WANG KU-CHUNG, KUO LI-CHUEH, CHEN JIN-BOR Division of Nephrology, Kaohsiung Chang Gung Memorial Hospital and Chang Gung University College of Medicine, Kaohsiung Introduction: The aim of study was to investigate the influences of clinical variables this website on the quality of life (QoL) in incident peritoneal dialysis (PD) patients. Methods: The study was a prospective, case-control, observational design. Fifty-three incident patients who received chronic PD in one PD unit were enrolled. The mean age was 48.3 ± 12.6 year-old, men to women 21:32. The observational period was two years. SF-36 health survey questionnaires

were used to measure the QoL. Comparable variables included epidemiology, social status, concomitant medical status and biochemical data. Results: The scores of SF-36 components before PD therapy were general health 58.48 ± 20.05, pain 38.64 ± 21.84, social functioning 64.62 ± 27.54, emotional well-being 48.48 ± 18.29, energy/fatigue 56.82 ± 21.59, role limitations due to emotional problems 68.69 ± 15.74, role limitations due to physical health 54.88 ± 15.19, physical functioning 65.09 ± 20.24. After six months PD therapy, unmarried subjects demonstrated higher scores in role limitations due to emotional problems (76.19 vs 47.75, p < 0.05), role

limitations due to physical health (66.07 vs 37.16, p < 0.05) than married subjects.
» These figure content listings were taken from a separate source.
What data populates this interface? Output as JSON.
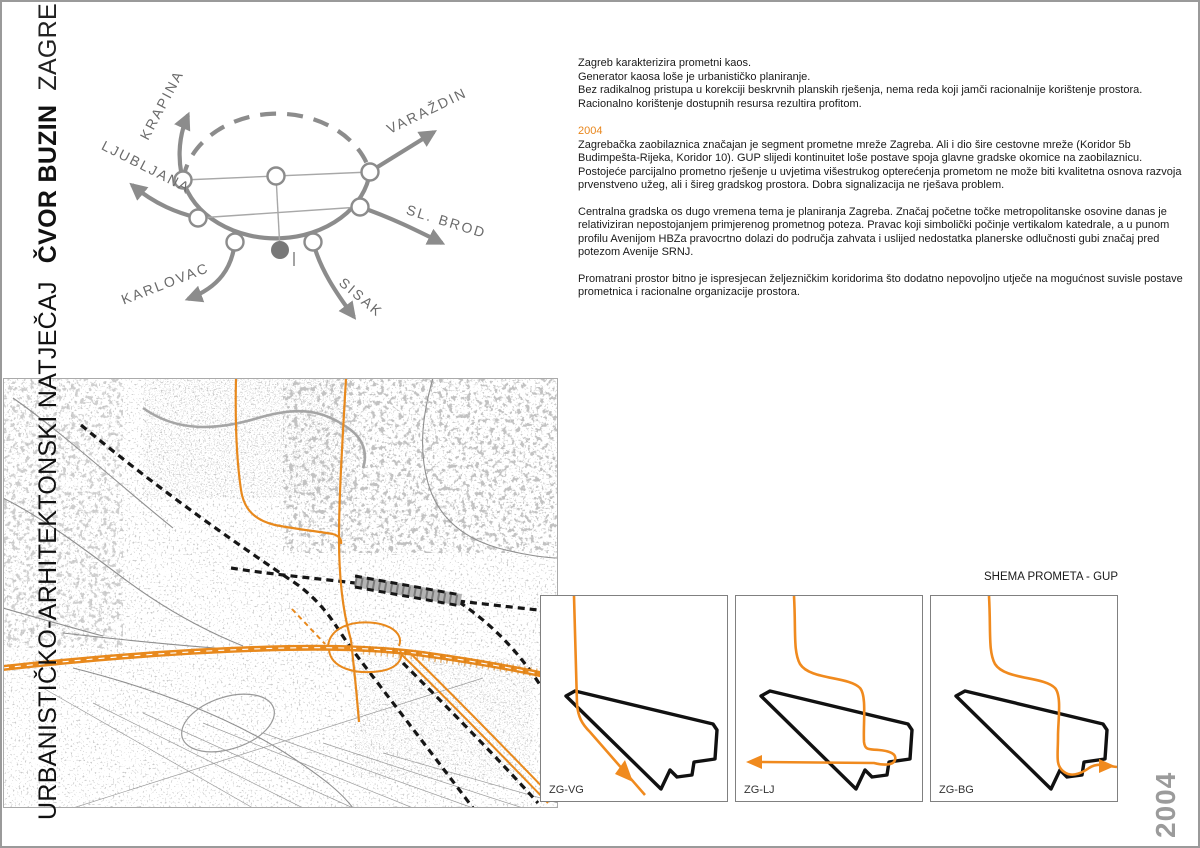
{
  "colors": {
    "accent_orange": "#E8891D",
    "heading_orange": "#E8861C",
    "diagram_gray": "#8c8c8c",
    "year_gray": "#9b9b9b",
    "railway_black": "#161616"
  },
  "sidebar_title": {
    "competition": "URBANISTIČKO-ARHITEKTONSKI NATJEČAJ",
    "project": "ČVOR BUZIN",
    "city": "ZAGREB"
  },
  "year_vertical": "2004",
  "schematic": {
    "labels": [
      "KRAPINA",
      "VARAŽDIN",
      "LJUBLJANA",
      "SL. BROD",
      "KARLOVAC",
      "SISAK"
    ]
  },
  "text_block": {
    "intro_lines": [
      "Zagreb karakterizira prometni kaos.",
      "Generator kaosa loše je urbanističko planiranje.",
      "Bez radikalnog pristupa u korekciji beskrvnih planskih rješenja, nema reda koji jamči racionalnije korištenje prostora.",
      "Racionalno korištenje dostupnih resursa rezultira profitom."
    ],
    "year_heading": "2004",
    "p1_lines": [
      "Zagrebačka zaobilaznica značajan je segment prometne mreže Zagreba. Ali i dio šire cestovne mreže (Koridor 5b",
      "Budimpešta-Rijeka, Koridor 10). GUP slijedi kontinuitet loše postave spoja glavne gradske okomice na zaobilaznicu.",
      "Postojeće parcijalno prometno rješenje u uvjetima višestrukog opterećenja prometom ne može biti kvalitetna osnova razvoja",
      "prvenstveno užeg, ali i šireg gradskog prostora. Dobra signalizacija ne rješava problem."
    ],
    "p2_lines": [
      "Centralna gradska os dugo vremena tema je planiranja Zagreba. Značaj početne točke metropolitanske osovine danas je",
      "relativiziran nepostojanjem primjerenog prometnog poteza. Pravac koji simbolički počinje vertikalom katedrale, a u punom",
      "profilu Avenijom HBZa pravocrtno dolazi do područja zahvata i uslijed nedostatka planerske odlučnosti gubi  značaj pred",
      "potezom Avenije SRNJ."
    ],
    "p3_lines": [
      "Promatrani prostor bitno je ispresjecan željezničkim koridorima što dodatno nepovoljno utječe na mogućnost suvisle postave",
      "prometnica i racionalne organizacije prostora."
    ]
  },
  "schemes": {
    "heading": "SHEMA PROMETA - GUP",
    "items": [
      {
        "label": "ZG-VG"
      },
      {
        "label": "ZG-LJ"
      },
      {
        "label": "ZG-BG"
      }
    ]
  }
}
At the end of twenty-four months PD therapy, subjects who exchanged PD fluid by MLN0128 solubility dmso themselves showed higher scores in social functioning and physical functioning compared to those

exchanged PD fluid by assistants. Furthermore, subjects with antihypertensive demonstrated higher scores in emotional well-being than those without antihypertensive. Conclusion: PD therapy had sequential influences on the components of QoL in term of PD duration. At 6-month PD therapy, marriage status had a positive influence on QoL. In contrast, self-care and antihypertensive use had a greater contribution on QoL improvement at 24-month PD therapy. Therefore, patient-oriented PD care should be implanted into contemporary situation of PD patients. RYU HAN JAK1, HAN IN MEE1, LEE MI JUNG1, OH HYUNG JUNG1, PARK JUNG TAK1, MOON SUNG JIN3, KANG SHIN-WOOK1,2, YOO TAE-HYUN1,2 1Department of Internal Medicine, College of Medicine, Yonsei University, Seoul; 2Brain Korea 21 PLUS Project for Medical Science, Yonsei University, Seoul, Korea; Farnesyltransferase 3College of Medicine, Kwandong University, Gyeonggi-do, Korea Introduction: Endothelial dysfunction is implicated in increased cardiovascular risk in non-dialyzed population. However, the prognostic impact of endothelial dysfunction on cardiovascular outcome has not been investigated in peritoneal dialysis (PD) patients. Methods: We prospectively determined endothelial function by brachial artery endothelium-dependent vasodilation (flow-mediated dilation; FMD) in 143 non-diabetic PD patients and 32 controls. Primary outcome was a composite of fatal or nonfatal cardiovascular events.